As summer approaches, LSU plant specialist Raj Singh is warning growers of tomatoes, peppers and other vegetables to beware of a particularly deadly bacteria that may be lurking underground.
Caused by soil-born bacterium, Southern bacterial wilt is a plant disease that can decimate solanaceous vegetables like peppers, tomatoes and eggplant.
While the bacteria can remain present in the soil for up to five years, it can kill a vegetable plant within a week.
"Southern bacterial wilt is a soil-born disease; that means it can stay in the soil for several years even in the absence of the host," Singh said. "So if you had this disease in the previous year and you’re planting another solanaceous crop like eggplants, peppers or tomatoes, then the bacteria is already there and they will get the infection from the previous year.”
Southern bacterial wilt can spread easily, from contaminated soil under a boot or shoe to quickly through the irrigation systems set up in many gardens.
With warm temperatures and rainy weather, Singh said, Louisiana has the perfect conditions for Southern bacterial wilt to thrive.
“It’s one of those diseases that spreads very easily and develops very easily. Our environment is so conducive and weather conditions are so conducive for it to develop and spread," he said. "At the same time, it’s very hard to manage.”
Because there is no effective treatment to kill the bacteria, tomato farmers or home growers have limited measures they can implement to prevent bacterial wilt from impacting their vegetables.

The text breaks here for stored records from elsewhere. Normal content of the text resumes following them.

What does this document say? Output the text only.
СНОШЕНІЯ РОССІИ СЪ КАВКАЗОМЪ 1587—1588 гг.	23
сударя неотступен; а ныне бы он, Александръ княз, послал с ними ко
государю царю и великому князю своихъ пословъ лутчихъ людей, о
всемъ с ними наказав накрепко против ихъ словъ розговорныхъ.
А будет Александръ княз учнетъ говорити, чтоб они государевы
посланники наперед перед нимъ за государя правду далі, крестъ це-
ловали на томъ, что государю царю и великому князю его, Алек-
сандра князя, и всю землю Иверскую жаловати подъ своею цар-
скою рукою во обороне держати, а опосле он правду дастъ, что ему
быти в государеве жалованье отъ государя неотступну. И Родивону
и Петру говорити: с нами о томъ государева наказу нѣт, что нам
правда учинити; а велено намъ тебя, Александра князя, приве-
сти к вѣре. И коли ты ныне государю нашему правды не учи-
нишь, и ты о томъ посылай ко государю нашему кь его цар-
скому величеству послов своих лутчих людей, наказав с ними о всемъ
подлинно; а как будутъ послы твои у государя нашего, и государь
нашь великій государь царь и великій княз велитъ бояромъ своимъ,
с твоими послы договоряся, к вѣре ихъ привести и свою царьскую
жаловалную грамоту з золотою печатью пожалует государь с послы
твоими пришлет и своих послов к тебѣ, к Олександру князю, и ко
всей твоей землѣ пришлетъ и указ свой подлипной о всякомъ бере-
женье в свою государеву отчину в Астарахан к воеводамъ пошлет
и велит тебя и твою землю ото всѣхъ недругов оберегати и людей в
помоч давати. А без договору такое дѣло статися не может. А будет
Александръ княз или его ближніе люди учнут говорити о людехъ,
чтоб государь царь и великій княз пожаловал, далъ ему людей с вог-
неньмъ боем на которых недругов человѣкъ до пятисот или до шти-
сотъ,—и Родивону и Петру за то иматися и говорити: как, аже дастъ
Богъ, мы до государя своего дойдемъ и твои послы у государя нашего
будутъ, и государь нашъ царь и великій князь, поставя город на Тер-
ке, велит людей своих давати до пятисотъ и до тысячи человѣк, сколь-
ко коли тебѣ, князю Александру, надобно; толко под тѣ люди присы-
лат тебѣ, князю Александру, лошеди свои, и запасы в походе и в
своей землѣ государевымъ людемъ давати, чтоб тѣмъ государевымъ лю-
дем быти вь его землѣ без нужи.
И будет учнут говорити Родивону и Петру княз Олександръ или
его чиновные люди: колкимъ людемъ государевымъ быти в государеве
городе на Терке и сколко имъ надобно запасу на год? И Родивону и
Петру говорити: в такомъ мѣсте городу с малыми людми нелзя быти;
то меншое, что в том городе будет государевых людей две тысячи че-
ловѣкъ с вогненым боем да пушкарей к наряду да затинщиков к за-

"We don’t have any chemical control management for this disease, so it takes a combination of good agronomic practices to manage the disease," Singh said. "So the idea here is to keep the bacteria population low enough that it’s unable to cause that clogging of the water channels and cause the plants to wilt."
To keep an eye out for Southern bacteria wilt, Singh said, growers should check plants in the evening to see if they're wilting.
"Wilting is caused by a lack of water, but the lack of water is because the water channels are clogged," he said. "It will take some time for the pathogen to clog the channels, so if you start seeing the plants are wilting more and more on that second or third day, that means you have that bacterial wilt.”
Singh said now is a good time to check for Southern bacterial wilt because its worst impacts to overall yield come if found early in the season.
"It can be pretty damaging because the bacteria can spread with irrigation water, so if you have 20 tomato plants and you have this disease, you may not harvest any fruit because it’s coming early in the season.”
While there isn't much to be done once in your vegetable bed, Singh said, preventative measures such as a deep clean of all garden equipment and contained beds can help separate infected areas and prevent spread.
“It’s a serious disease for solanaceous vegetables; it’s devastating because once you have that disease in your bed then chances are you won’t enjoy your tomatoes," he said.